Online video sites include those run by Sohu.Com Inc (SOHU.O), Baidu Inc’s (BIDU.O) iQiyi and Tencent Holdings Ltd (0700.HK) have been jockeying for position in a market estimated to be worth $3 billion in 2014.

Youku Tudou and Xiaomi will jointly invest in the production and distribution of online video content and films, while Xiaomi will license Youku Tudou’s video content, the companies said.

But Xiaomi may be entering a regulatory quagmire. China’s authorities have in recent months moved to cut unapproved and “harmful” online TV content, which had been freely proliferating.
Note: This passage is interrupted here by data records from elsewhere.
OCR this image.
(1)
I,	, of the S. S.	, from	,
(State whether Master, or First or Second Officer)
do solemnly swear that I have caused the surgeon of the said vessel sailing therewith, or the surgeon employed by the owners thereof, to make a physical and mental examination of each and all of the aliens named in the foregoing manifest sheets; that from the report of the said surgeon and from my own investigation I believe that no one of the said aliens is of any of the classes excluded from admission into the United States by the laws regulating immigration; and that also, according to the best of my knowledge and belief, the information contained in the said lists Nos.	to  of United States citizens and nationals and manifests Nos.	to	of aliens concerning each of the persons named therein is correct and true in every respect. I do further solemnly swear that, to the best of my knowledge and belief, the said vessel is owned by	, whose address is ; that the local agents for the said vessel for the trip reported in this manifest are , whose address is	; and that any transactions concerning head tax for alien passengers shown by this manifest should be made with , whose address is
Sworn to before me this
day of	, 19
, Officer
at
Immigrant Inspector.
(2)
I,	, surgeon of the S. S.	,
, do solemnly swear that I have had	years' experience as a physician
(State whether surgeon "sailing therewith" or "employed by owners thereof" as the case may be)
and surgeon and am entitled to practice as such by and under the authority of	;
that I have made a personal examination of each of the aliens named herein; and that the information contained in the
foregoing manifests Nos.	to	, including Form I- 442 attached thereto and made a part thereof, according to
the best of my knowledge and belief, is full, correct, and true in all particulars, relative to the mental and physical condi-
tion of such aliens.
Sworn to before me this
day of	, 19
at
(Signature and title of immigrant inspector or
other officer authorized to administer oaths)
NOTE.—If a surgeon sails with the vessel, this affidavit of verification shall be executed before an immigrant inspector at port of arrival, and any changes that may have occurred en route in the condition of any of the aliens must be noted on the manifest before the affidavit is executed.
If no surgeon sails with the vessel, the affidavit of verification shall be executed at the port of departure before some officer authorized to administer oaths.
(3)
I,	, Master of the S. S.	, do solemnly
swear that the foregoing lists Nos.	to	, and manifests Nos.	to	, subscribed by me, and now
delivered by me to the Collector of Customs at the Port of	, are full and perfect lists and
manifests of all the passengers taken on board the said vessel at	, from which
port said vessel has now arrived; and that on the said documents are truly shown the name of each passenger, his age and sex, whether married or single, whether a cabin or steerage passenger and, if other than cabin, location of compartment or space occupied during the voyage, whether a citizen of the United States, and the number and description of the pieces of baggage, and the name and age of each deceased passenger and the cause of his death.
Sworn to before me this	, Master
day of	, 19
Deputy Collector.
The world’s third-largest smartphone maker has been ramping up its push into the living room by offering a set-top box as well as a Mi TV television set.

The investment in Youku Tudou shows how Xiaomi’s strategic direction may put it increasingly at odds with Alibaba, the $285 billion behemoth that also offers set-top online video boxes.

As of May, Alibaba Group owned a 23.4 percent stake in Youku Tudou, now worth slightly more than $1 billion, part of the e-commerce titan’s own push into selling digital products such as online film and TV.

Alibaba, meanwhile, has long been rumored to be interested in the mobile handset market, although Executive Vice Chairman Joe Tsai told reporters this week he didn’t think Alibaba had plans to buy a phone maker.

“The question was are we going to go out and buy a (handset) manufacturer to accomplish what we want. I don’t think so.”